Бомбы становились мудреней
Год от года,
прошлое лежало – всех трех степеней —
в ящике комода,
прошлое входило в каждый дом
с фильмами о друге.
Прошлое сидело под ребром —
памяткой фон Клюге.
Но проснулось – и шуршат венки
виновато.
Будущее мялось у доски —
классе в пятом.

Бережно отложив листок в папочку, Рубенс примерился к опустевшей наполовину бутылке и заключил:

– Ну, по половиночке, а то интересный разговор собьется, а он у нас получается интересный… ты со стихами прорваться куда-нибудь не пробовал?

– Да пробовал, – сказал Митя. – Весной еще, ходил в Союз писателей, а там классик Пильчичаков. Ну, выставить он меня не выставил, посидел, поговорил. Стихов, правда, читать не стал – сказал, у них принимают только на машинке напечатанные. Я ж упрямый. Выписали через «Посылторг» пишущую машинку, печатать научился. Опять сходил, на сей раз взял. Читать, правда, не стал, в стол положил, сказал, в декабре будет семинар молодых прозаиков и поэтов, он меня запишет. Параллельно сходил в альманах, там взяли, обещали рассмотреть. Пришел через месяц – не рассмотрели, а там в отпуск ушли, а там опять не рассмотрели – много у них этого добра. Ну, параллельно забросил в парочку журналов – не столичных, сибирских. Стихи не вернули, ответили что-то в таком духе: работайте над собой, читайте больших поэтов, не опускайте рук, больше уделяйте внимания идейности… ваша любовная лирика нам кажется не почерпнутой из жизненного опыта, а из большой литературы… Я одного не пойму, Рубенс: чем им «Старый коммунист» не приглянулся? Писал я его не из каких-то там идейных побуждений, но получилось вроде бы вполне идейно…

– Времена, Митя, не те, – сказал Рубенс. – Я так прикидываю: не подошло оттого, что нестандартно и оригинально. Это лет пятнадцать назад проходило или чуть попозже, а потом идейность стала суконная. Вот и тормознули. Да тут о многом можно поговорить, только мы уже, чувствую, близимся к тому градусу, за которым серьезные разговоры если и ведутся, то забываются… А жаль, что я стихов писать не умею, а иногда тянет… Ну, я по-другому умею… хочешь, я тебе свои «выстрелы из прошлого» покажу? У тебя, – он кивнул на «Лесную фею», – «привет из будущего», а у меня как раз «выстрелы из прошлого»… Показать?

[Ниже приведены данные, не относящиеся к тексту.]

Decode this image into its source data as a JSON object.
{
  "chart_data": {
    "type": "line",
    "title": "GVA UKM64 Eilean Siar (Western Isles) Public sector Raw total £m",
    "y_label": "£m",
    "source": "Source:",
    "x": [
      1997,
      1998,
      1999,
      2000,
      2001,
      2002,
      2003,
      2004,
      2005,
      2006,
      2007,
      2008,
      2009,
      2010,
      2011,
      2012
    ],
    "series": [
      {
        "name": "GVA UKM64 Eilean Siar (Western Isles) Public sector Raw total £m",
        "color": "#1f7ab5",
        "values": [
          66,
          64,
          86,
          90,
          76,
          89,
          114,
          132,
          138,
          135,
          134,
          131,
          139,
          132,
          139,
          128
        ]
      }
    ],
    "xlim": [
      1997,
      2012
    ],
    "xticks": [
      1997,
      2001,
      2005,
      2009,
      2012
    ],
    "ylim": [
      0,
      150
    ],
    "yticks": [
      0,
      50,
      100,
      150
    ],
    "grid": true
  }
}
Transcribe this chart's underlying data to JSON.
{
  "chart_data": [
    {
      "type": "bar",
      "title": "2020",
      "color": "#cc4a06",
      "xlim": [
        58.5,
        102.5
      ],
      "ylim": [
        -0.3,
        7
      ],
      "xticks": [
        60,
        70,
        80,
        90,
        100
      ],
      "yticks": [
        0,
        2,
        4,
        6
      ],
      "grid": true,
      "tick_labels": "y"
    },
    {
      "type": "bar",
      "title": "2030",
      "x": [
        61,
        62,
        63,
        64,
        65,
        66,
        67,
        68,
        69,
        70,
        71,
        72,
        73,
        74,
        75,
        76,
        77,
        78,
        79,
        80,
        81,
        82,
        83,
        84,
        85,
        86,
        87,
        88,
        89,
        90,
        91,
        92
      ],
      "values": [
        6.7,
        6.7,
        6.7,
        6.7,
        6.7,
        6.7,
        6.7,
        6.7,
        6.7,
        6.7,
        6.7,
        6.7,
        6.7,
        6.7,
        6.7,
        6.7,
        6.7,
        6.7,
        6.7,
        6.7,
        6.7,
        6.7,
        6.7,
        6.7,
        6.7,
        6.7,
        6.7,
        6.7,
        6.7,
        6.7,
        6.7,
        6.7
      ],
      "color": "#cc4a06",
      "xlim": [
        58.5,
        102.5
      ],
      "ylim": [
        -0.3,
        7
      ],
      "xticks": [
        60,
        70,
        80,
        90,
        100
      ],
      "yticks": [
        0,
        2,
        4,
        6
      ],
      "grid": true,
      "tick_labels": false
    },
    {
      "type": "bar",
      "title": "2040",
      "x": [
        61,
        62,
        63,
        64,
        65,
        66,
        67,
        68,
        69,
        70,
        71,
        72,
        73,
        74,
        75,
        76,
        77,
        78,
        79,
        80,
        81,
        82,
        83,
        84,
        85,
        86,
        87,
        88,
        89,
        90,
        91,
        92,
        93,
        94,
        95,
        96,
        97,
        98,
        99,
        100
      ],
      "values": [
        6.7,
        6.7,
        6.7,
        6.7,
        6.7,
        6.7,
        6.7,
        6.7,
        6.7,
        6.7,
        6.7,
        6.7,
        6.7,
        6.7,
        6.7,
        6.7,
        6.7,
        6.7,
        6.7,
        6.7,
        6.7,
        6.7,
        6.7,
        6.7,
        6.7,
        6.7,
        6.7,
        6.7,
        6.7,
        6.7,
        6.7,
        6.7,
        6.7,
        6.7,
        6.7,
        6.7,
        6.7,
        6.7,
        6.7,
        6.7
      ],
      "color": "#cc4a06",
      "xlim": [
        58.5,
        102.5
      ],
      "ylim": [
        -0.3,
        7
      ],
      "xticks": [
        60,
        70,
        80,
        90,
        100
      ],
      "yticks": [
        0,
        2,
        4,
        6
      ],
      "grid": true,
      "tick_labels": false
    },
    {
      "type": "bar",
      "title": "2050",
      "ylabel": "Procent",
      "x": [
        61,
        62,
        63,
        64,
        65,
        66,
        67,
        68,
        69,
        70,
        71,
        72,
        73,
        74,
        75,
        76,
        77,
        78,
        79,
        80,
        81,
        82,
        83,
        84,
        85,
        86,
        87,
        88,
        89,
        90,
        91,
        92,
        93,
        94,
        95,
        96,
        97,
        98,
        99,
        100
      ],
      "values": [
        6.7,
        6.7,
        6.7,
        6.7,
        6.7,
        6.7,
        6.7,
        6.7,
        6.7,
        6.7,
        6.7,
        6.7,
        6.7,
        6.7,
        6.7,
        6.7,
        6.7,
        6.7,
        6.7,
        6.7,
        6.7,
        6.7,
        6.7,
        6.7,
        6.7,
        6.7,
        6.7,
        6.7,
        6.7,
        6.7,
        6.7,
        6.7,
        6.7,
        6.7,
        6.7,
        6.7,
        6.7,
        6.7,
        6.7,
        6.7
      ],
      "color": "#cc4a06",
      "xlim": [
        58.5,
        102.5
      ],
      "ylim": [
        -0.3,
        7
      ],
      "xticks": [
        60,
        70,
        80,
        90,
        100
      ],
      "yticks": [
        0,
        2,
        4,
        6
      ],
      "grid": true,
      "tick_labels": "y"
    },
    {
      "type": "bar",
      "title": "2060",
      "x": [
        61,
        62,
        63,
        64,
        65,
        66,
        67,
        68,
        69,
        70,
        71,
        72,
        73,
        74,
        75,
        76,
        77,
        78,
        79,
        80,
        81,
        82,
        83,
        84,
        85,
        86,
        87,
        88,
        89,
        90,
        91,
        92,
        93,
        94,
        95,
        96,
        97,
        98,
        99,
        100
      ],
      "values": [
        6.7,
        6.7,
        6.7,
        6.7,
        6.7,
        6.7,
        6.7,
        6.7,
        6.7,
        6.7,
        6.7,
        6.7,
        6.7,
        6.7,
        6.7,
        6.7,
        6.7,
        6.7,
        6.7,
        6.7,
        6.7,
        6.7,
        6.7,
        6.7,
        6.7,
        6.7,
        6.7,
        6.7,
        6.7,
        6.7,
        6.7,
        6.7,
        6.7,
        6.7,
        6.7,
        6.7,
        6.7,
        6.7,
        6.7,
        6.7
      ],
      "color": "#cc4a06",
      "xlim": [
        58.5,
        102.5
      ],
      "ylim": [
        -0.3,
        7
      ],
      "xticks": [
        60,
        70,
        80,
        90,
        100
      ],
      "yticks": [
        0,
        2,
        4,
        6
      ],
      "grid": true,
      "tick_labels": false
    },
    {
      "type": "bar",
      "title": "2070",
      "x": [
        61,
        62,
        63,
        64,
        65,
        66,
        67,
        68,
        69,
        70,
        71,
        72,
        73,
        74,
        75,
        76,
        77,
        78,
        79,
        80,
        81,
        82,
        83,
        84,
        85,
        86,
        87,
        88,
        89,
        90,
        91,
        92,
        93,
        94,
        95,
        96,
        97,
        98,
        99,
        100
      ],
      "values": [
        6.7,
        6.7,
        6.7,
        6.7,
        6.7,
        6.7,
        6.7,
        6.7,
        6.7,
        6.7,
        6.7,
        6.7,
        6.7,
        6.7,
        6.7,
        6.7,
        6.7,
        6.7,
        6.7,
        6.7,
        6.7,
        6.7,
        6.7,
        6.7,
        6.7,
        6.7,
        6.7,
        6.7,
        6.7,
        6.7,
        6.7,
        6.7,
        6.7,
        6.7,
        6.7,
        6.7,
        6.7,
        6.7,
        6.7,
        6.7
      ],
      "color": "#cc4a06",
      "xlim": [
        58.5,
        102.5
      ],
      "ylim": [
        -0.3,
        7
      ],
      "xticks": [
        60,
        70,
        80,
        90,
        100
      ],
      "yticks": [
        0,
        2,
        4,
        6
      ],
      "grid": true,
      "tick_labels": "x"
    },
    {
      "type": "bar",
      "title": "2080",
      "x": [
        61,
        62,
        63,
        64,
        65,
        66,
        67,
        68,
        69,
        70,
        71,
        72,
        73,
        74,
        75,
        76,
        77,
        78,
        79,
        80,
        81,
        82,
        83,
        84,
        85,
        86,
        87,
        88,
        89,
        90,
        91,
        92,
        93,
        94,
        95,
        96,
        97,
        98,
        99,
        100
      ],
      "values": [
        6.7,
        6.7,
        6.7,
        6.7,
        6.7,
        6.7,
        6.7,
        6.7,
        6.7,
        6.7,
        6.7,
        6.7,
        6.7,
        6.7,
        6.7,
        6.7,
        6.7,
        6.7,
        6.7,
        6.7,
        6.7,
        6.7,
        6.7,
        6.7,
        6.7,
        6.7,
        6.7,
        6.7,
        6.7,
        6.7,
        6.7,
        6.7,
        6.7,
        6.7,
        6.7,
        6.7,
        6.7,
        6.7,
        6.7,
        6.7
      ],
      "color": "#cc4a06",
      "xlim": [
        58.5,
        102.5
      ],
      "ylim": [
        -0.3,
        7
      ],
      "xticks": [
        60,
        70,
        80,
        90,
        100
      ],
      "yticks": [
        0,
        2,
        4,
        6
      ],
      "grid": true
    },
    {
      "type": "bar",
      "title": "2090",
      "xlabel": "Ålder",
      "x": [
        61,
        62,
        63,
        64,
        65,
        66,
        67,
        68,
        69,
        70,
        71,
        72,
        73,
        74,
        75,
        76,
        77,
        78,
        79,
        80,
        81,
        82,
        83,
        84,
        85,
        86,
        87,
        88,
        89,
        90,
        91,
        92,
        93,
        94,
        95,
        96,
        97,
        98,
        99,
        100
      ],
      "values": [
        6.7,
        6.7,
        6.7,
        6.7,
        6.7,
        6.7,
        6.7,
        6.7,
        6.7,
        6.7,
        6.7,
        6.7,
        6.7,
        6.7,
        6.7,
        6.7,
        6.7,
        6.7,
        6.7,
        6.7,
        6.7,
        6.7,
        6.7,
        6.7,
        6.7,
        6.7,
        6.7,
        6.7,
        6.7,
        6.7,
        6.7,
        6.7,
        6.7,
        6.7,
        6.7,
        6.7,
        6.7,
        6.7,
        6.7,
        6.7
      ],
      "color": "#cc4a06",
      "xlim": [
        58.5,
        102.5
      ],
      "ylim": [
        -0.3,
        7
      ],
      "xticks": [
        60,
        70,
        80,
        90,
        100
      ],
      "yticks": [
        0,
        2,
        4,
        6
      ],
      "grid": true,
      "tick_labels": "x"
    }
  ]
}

– Покажи, – сказал Митя, сам уже изрядно хмельной.

Рубенс вышел в соседнюю маленькую комнату, долго возился там и наконец принес большой прямоугольный сверток, в котором, без сомнения, таилась картина. Развязал шпагат, стал разматывать плотную бумагу.

– От Таньки хороню, – пояснил он. – Там тайничок – хрен найдешь. Если не знаешь, так чтоб ты знал: нынешние страсть как не любят бывших, стараются всякую память о них изничтожить. А я не хочу, у меня к ней до сих пор не все… перегорело.

Картина была больше по размеру, и Рубенс заслонил ею «Лесную фею». Наполнил стопки, но к своей не притронулся, закурил и уставился на картину определенно тоскующим взглядом.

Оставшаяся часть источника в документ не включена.